Walter Milton Myers was born on August 12, 1937 in Martinsburg, West Virginia. Myers's mother passed away suddenly when he was just two years old. As a result, he was sent to live with Florence Dean, the first wife of Myers's biological father. Florence Dean and her husband, Herbert Dean, raised Myers in Harlem, New York. Due to his close relationship with his foster family, Myers changed his name to Walter Dean Myers. Throughout his life, Myers reflected fondly on his early years in Harlem. He often cited his church and neighborhood communities as major influences on his later work.
During his childhood, Myers suffered from a speech impediment. Afraid of being teased by his peers, he found solace in books and, later, in writing. Myers dropped out of high school and joined the military in 1954. After serving, Walter returned to writing. He began contributing to local tabloids and magazines. After reading James Baldwin, Myers was inspired to write about his experiences as a black man in the mid-twentieth century. After Myers won the Council on Interracial Books for Children contest in 1969, he published Where Does the Day Go?. This book captured the attention of mass audiences and jump-started the author's celebrated career.

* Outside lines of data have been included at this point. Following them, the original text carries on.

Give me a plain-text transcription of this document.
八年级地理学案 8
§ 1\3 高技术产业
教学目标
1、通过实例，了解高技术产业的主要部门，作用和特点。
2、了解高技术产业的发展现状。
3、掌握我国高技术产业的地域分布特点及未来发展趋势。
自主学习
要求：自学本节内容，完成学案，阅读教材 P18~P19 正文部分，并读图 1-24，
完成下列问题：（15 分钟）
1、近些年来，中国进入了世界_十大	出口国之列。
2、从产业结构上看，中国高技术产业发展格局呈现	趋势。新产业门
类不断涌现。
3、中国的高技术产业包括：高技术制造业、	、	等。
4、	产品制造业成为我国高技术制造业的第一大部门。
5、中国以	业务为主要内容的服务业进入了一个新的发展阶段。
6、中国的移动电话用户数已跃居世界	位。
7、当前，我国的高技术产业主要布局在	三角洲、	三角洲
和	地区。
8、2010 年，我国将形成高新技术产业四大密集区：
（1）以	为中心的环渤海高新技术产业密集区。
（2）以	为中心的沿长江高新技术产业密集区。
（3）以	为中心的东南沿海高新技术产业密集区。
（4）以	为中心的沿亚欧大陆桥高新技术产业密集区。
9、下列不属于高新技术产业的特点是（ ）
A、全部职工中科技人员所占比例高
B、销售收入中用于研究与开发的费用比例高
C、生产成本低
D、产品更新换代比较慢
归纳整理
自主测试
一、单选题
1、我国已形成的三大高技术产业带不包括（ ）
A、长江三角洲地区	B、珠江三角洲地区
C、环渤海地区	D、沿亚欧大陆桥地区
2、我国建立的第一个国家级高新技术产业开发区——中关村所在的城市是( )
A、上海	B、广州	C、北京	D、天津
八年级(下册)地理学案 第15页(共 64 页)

Myers's 1999 novel Monster was a finalist for the National Book Award and appeared on the New York Times Bestseller list. Throughout the course of his career, Myers wrote over 85 books. He has been the recipient of many literary awards, including the Coretta Scott King Award. Myers used his success as an author to advocate for marginalized voices. He frequented prisons, schools, and juvenile detention centers to speak to students, teachers, and librarians, working to bridge the worlds of activism and literature. Myers passed away on July 1, 2014 at the age of 76. His son, Christopher Myers, provided illustrations for many of his father's novels.